Cependant, si la critique d’art est un genre vain et vide, l’histoire de l’art est peut-être possible : et l’on n’a jamais, que je sache, examiné l’histoire des mathématiques de ce point de vue (à l’exception de Dehn, autrefois à Francfort, maintenant à Trondheim en Norvège, mais qui n’a jamais rien écrit dessus). Et il est tout à fait vain de se lancer là-dedans sans une étude approfondie des textes : encore, vu l’absence de toute étude préparatoire, faut-il choisir une période qui s’y prête. À ce propos, connais-tu Desargues ? Dehn m’en a longuement parlé à Oslo, en mai dernier. J’ai dit une fois à Cavaillès qu’il y aurait lieu d’étudier les débuts des fonctions elliptiques (Gauss, Abel, Jacobi, et même Euler et Lagrange, et tous les auteurs mineurs), mais il faut pour cela des connaissances que tu n’as pas. Pour l’algèbre baby-lonienne…

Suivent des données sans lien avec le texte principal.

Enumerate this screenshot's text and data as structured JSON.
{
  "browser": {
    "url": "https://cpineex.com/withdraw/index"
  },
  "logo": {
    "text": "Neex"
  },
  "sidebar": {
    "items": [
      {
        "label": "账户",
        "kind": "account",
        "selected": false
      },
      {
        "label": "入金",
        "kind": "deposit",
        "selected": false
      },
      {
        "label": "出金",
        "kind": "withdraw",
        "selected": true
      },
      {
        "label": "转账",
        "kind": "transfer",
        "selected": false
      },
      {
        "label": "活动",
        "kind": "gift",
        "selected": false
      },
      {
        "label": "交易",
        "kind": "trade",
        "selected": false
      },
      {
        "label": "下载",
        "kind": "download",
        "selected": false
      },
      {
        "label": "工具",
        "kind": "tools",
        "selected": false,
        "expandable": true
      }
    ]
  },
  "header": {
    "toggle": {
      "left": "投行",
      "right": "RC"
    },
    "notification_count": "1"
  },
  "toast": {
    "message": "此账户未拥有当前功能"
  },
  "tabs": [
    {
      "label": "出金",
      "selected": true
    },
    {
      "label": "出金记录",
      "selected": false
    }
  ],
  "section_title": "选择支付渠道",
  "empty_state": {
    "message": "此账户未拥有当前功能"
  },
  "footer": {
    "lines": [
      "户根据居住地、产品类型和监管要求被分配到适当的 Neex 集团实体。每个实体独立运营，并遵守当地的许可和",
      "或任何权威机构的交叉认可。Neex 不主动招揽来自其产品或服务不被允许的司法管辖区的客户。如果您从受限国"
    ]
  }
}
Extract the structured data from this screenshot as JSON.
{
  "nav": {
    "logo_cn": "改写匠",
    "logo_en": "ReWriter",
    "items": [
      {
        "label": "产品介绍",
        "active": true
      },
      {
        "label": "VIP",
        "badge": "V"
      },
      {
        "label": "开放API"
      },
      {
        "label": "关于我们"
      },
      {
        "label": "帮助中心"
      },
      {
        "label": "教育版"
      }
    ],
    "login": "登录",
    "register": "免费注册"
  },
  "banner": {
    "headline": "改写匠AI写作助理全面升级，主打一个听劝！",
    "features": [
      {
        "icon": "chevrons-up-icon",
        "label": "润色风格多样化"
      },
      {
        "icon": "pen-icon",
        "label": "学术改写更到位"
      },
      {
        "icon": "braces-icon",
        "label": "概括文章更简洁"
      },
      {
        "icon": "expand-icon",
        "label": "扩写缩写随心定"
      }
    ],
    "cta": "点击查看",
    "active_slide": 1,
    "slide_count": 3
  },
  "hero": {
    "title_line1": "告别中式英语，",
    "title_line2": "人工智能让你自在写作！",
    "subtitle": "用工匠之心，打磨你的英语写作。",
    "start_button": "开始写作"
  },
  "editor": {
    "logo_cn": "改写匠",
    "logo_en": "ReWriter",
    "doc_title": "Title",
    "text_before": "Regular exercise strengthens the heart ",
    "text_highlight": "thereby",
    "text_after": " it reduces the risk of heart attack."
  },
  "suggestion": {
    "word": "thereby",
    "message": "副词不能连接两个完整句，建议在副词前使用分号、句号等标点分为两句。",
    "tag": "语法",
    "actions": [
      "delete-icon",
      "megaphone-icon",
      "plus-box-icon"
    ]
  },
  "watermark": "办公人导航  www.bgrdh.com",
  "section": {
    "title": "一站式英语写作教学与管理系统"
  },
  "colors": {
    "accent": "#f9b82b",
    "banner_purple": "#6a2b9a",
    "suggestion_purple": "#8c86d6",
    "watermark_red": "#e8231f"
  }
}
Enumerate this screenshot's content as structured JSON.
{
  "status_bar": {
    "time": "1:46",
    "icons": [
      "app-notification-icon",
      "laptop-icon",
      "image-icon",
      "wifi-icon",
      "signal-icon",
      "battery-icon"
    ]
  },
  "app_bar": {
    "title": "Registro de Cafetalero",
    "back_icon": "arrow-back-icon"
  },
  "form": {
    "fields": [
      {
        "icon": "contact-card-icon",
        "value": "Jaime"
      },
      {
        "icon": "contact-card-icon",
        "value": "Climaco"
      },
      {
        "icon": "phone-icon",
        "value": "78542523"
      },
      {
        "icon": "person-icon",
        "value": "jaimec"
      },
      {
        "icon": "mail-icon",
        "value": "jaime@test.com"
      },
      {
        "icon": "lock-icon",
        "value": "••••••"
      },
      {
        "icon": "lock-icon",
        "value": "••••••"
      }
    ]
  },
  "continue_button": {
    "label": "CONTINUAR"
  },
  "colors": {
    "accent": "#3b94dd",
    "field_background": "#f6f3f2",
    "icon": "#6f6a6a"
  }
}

Extrait d’une lettre du 29 février 1940

L’avenir des mathématiques

Est-ce à dire que la mathématique soit en train de devenir science d’érudition, qu’il ne doive plus être possible d’y faire œuvre créatrice que blanchi sous le harnois, usé par les longues années de veille en compagnie de tomes poussiéreux ? Ce serait aussi un signe de déclin ; car, force ou faiblesse, elle n’est guère science à se nourrir de détails minutieusement recueillis au cours d’une longue carrière, de lectures patientes, d’observations ou de fiches amassées une à une pour former le faisceau d’où sortira enfin l’idée. En mathématique plus peut-être qu’en toute autre branche du savoir, c’est tout armée que jaillit l’idée du cerveau du créateur ; aussi le talent mathématique a-t-il coutume de se révéler jeune ; et les chercheurs de second ordre y ont un rôle plus mince qu'ailleurs, le rôle de caisse de résonance pour un son qu’ils ne contribuent pas à former. Qu’en mathématique un vieillard puisse faire œuvre utile ou même géniale, il en est des exemples, mais rares, et qui chaque fois nous remplissent d’étonnement et d’admiration. Si donc la mathématique doit subsister telle qu’elle est apparue jusqu’ici à ses adeptes, il faut que les complications techniques dont plus d’un sujet s’y trouve hérissé ne soient qu’apparentes ou

provisoires, il faut que, dans l’avenir comme par le passé, les grandes idées soient simplificatrices, que le créateur soit toujours celui qui débrouille, pour lui-même et pour les autres, l’écheveau le plus complexe de formules ou de notions. Déjà Hilbert se demandait :

« Ne va-t-il pas devenir impossible au chercheur individuel d’embrasser toutes les branches de notre science? » et justifiait sa réponse négative, non seulement par l’exemple, mais en observant que tout progrès important en mathématique est lié à la simplification des méthodes, à la disparition d’anciens développements devenus inutiles, à l’unification de domaines jusque là étrangers. Il est probable que par exemple les contemporains d’Apollonius, ou ceux de Lagrange, ont connu cette même impression de complexité croissante qui aujourd’hui tend à nous accabler. Sans doute, un mathématicien moderne ne connaît plus si bien qu’Apollonius, ou qu’un candidat à l’agrégation, tels détails de la théorie des coniques ; nul ne croit pour cela que celle-ci doive former une science autonome. Peut-être le même sort est-il réservé à telles de nos théories dont nous sommes le plus fiers. L’unité des mathématiques n’en sera pas menacée.